Seine Stimme wird während des Sprechens immer klarer, immer schärfer. Sein vorwärts geschleuderter Arm wirft einen langen Schatten auf die weiße Mauer.
»¦
Pojtek lebt mit Frau und zwei Kindern in einem kleinen Zimmer genau so wie während des Krieges.
— Warum verschaffst du dir keine anständige Wohnung? — bedrängt ihn die Frau. — Die anderen...
— Das eilt nicht — antwortete Pojtek energisch.
In einer Tonschüssel steht Kürbisgemüse auf dem Tisch.
— Nimm, Genosse — sagt Pojtek zu Peter gewandt. — Jeder bekommt ein Stück Brot, die Kinder ein großes Stück, die Großen ein kleineres.
— Die Füße der Kinder hängen aus den Schuhen heraus. Lajcsis Hosen sind am Hintern so oft geflickt, dass kein Fleckchen mehr Platz hat. Wo ich's nähe, reißt's daneben aus.
— Es ist Sommer, wir erfrieren nicht.
— Sagen Sie, Genosse Kovacs, ist es nicht ein Verbrechen, die Kinder hungern zu lassen? Alles gehört uns und die Kin...
— Unsinn, wer hungert denn? In sechs Wochen ist dein Geburtstag, dann essen wir Fleisch.
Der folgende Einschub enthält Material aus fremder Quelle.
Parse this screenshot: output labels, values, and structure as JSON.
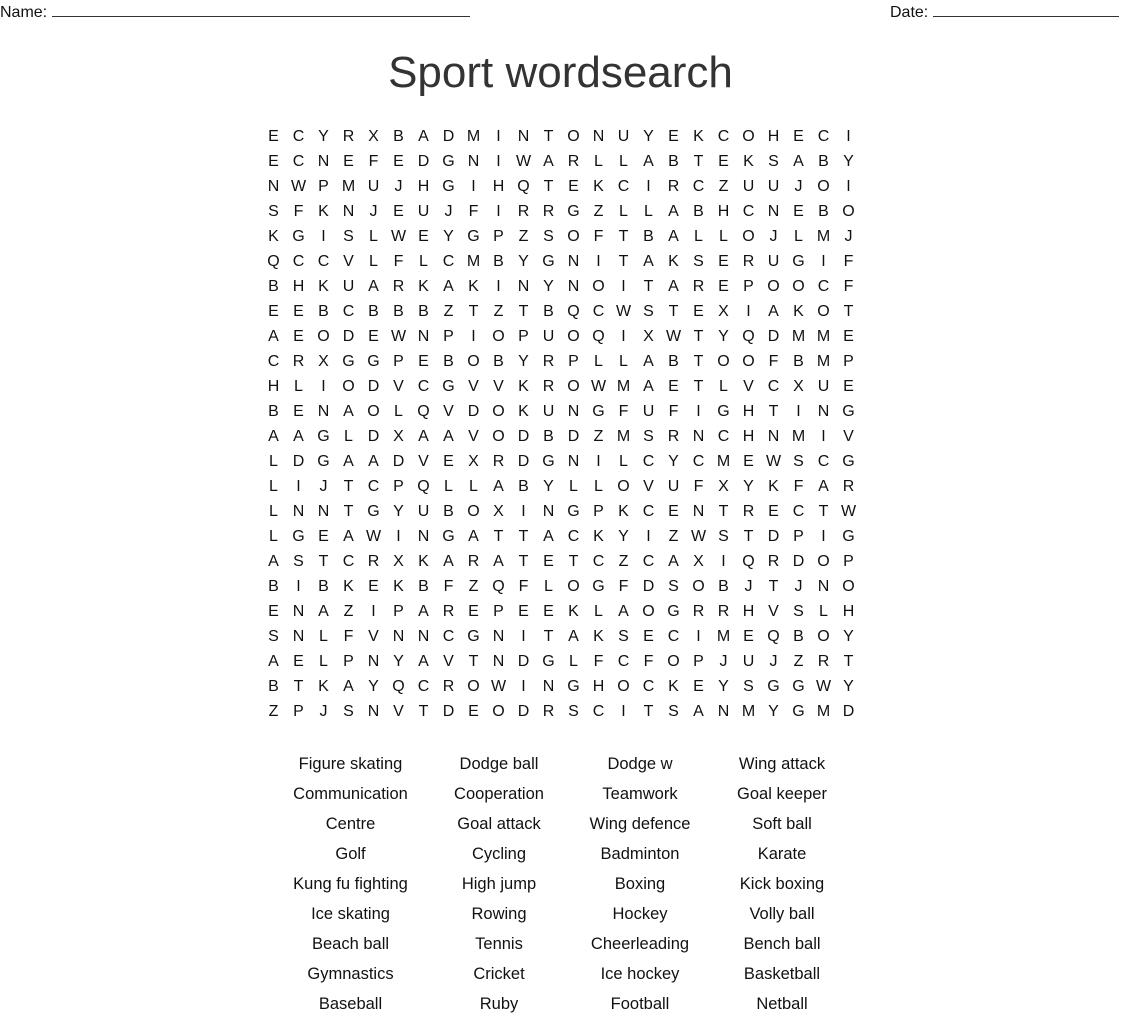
{
  "header": {
    "name_label": "Name:",
    "date_label": "Date:"
  },
  "title": "Sport wordsearch",
  "grid": [
    "ECYRXBADMINTONUYEKCOHECI",
    "ECNEFEDGNIWARLLABTEKSABY",
    "NWPMUJHGIHQTEKCIRCZUUJOI",
    "SFKNJEUJFIRRGZLLABHCNEBO",
    "KGISLWEYGPZSOFTBALLOJLMJ",
    "QCCVLFLCMBYGNITAKSERUGIF",
    "BHKUARKAKINYNOITAREPOOCF",
    "EEBCBBBZTZTBQCWSTEXIAKOT",
    "AEODEWNPIOPUOQIXWTYQDMME",
    "CRXGGPEBOBYRPLLABTOOFBMP",
    "HLIODVCGVVKROWMAETLVCXUE",
    "BENAOLQVDOKUNGFUFIGHTING",
    "AAGLDXAAVODBDZMSRNCHNMIV",
    "LDGAADVEXRDGNILCYCMEWSCG",
    "LIJTCPQLLABYLLOVUFXYKFAR",
    "LNNTGYUBOXINGPKCENTRECTW",
    "LGEAWINGATTACKYIZWSTDPIG",
    "ASTCRXKARATETCZCAXIQRDOP",
    "BIBKEKBFZQFLOGFDSOBJTJNO",
    "ENAZIPAREPEEKLAOGRRHVSLH",
    "SNLFVNNCGNITAKSECIMEQBOY",
    "AELPNYAVTNDGLFCFOPJUJZRT",
    "BTKAYQCROWINGHOCKEYSGGWY",
    "ZPJSNVTDEODRSCITSANMYGMD"
  ],
  "words": [
    "Figure skating",
    "Dodge ball",
    "Dodge w",
    "Wing attack",
    "Communication",
    "Cooperation",
    "Teamwork",
    "Goal keeper",
    "Centre",
    "Goal attack",
    "Wing defence",
    "Soft ball",
    "Golf",
    "Cycling",
    "Badminton",
    "Karate",
    "Kung fu fighting",
    "High jump",
    "Boxing",
    "Kick boxing",
    "Ice skating",
    "Rowing",
    "Hockey",
    "Volly ball",
    "Beach ball",
    "Tennis",
    "Cheerleading",
    "Bench ball",
    "Gymnastics",
    "Cricket",
    "Ice hockey",
    "Basketball",
    "Baseball",
    "Ruby",
    "Football",
    "Netball"
  ]
}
Die Frau lächelt. Ihr strenges hungriges Gesicht wird freundlich. Für einen Augenblick sah sie der kleinen Schneiderin ähnlich, die Pojtek vor sieben Jahren auf der Mückeninsel kennen gelernt hat, und sie sah auch jener Frau ähnlich, die im Januar dem Redner, der bremsen wollte, Schneeballen ins Gesicht geworfen hatte. Aber ihr Lächeln wird bald wieder bitter, und nach einer Weile sagt sie fast weinend:
— Wer wird diese sechs Wochen erleben?
— Im Krieg wurde auf uns geschossen, und doch sind wir am Leben. Es ist ebenso möglich, dass ich von morgen an — trotzdem ich Metallarbeiter bin — Bauer werde — , sagte Peter und gab dem Gespräch plötzlich eine andere Wendung.
— Bauer, sagte weinerlich der kleine Lajcsi.
— Dann können Sie wenigstens dafür sorgen, dass wir auch manchmal einen menschenwürdigen Bissen bekommen — sagte leise Frau Pojtek.
— Genug! Weib! Ich höre nur klagen, wenn ich zu Hause bin.
Pojtek schlug mit der Faust auf den Tisch. Klappernd tanzten die Teller.
Auf dem Karolyischen Gut in Kaposztasmegyer begann die Ernte. Peter lebt, arbeitet dort unter den Landarbeitern. Stellt sich in die Reihe der Erntearbeiter ein.
— Der Volkskommissar steigt einer jungen Frau nach — flüstern sich die Bauern zu. — Es dauert bestimmt keine Stunde mehr, und er wirft die Sense fort.
Peter arbeitet mit den anderen, bis es dunkel wird, geht aber auch dann noch nicht nach Hause, er bleibt draußen auf dem Feld. Am Lagerfeuer unterhalten sich die Alten.
— Der ist nicht aus Budapest — sagt wohlwollend ein alter Knecht mit Bezug auf Peter.
— Na — na, warte nur, wie es enden wird! Gewiss will er Abgeordneter werden, oder er hat noch schlimmere Gedanken im Kopf.
— Das ist schon möglich.
An dem Feuer, wo Peter sitzt, wird über Angelegenheiten des Landes, des Volkes diskutiert.
— Was hat uns denn Bela Kun aus Russland mitgebracht?
— Hat er uns nicht das Land gegeben?
— Das Land gehörte bisher dem Grafen, jetzt gehört es uns: uns allen.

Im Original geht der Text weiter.